Figure #2 notes de travail
NOTES DE TRAVAIL USINE de TOURNEFEUILLE
Magali Milian et Romuald Luydlin – Mars 2023
Ce processus se conçoit dans un léger rapport de force entre des autorités spatiales, temporelles et formelles afin de convoquer, d'appeler des espaces de libertés. (Léger car ce rapport de force ne doit pas seulement opposer mais tramer, tresser de nouveaux espaces d'écriture). Ceux-ci pourraient être nommés ici comme de nouveaux paradigmes dans nos façons de fabriquer, de penser, d 'improviser, de voir… Déconstruire n'est pas détruire ni aller jusqu'au délabrement, c'est faire l'effort d'articuler chaque étape d'un possible déphasage et se saisir alors de chaque nouvelles compositions dites "intermédiaires". Se défaire avant la rupture, le relâchement, la défaite ou avant que cela ne stagne dans un système fermé ; c'est bien ici que cela se joue..

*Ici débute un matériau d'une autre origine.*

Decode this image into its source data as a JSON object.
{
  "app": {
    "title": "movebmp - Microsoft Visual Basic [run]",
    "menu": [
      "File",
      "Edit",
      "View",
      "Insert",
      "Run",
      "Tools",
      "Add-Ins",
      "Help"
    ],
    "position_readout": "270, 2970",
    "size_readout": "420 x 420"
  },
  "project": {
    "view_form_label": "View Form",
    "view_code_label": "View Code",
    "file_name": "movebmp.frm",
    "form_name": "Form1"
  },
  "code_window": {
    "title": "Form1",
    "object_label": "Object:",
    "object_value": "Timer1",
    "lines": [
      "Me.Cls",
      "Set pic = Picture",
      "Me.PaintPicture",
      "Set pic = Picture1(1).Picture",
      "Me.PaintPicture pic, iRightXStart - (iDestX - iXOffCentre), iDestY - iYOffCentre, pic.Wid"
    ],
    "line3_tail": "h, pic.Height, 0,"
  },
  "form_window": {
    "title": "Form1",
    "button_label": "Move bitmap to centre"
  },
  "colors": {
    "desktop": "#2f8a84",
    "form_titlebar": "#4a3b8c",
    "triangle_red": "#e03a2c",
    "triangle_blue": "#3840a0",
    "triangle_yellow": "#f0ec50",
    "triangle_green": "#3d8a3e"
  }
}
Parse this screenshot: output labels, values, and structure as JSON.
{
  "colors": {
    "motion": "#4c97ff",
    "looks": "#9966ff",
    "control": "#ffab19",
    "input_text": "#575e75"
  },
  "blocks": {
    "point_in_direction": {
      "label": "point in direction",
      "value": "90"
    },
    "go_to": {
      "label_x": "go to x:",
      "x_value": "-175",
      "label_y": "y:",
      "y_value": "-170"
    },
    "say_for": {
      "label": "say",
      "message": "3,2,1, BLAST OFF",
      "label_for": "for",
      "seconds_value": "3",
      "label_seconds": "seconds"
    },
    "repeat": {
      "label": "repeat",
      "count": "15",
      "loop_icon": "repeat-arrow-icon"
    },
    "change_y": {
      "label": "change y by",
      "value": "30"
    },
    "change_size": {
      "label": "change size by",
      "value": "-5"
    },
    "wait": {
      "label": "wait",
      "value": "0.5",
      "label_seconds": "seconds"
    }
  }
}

Alors, ne pas s'installer, implique de voir ce qui se remplace, se reformule nous donnant la possibilité d'ouvrir des temps, des agencements, des combinaisons, des tressages. Des jonctions qui se trament et des langages qui toujours "fonctionnent" car ils ne sont pas laborieux, ni chaotiques (même si le désordre peut être une structure) ils ont leur modalité, leur système propre.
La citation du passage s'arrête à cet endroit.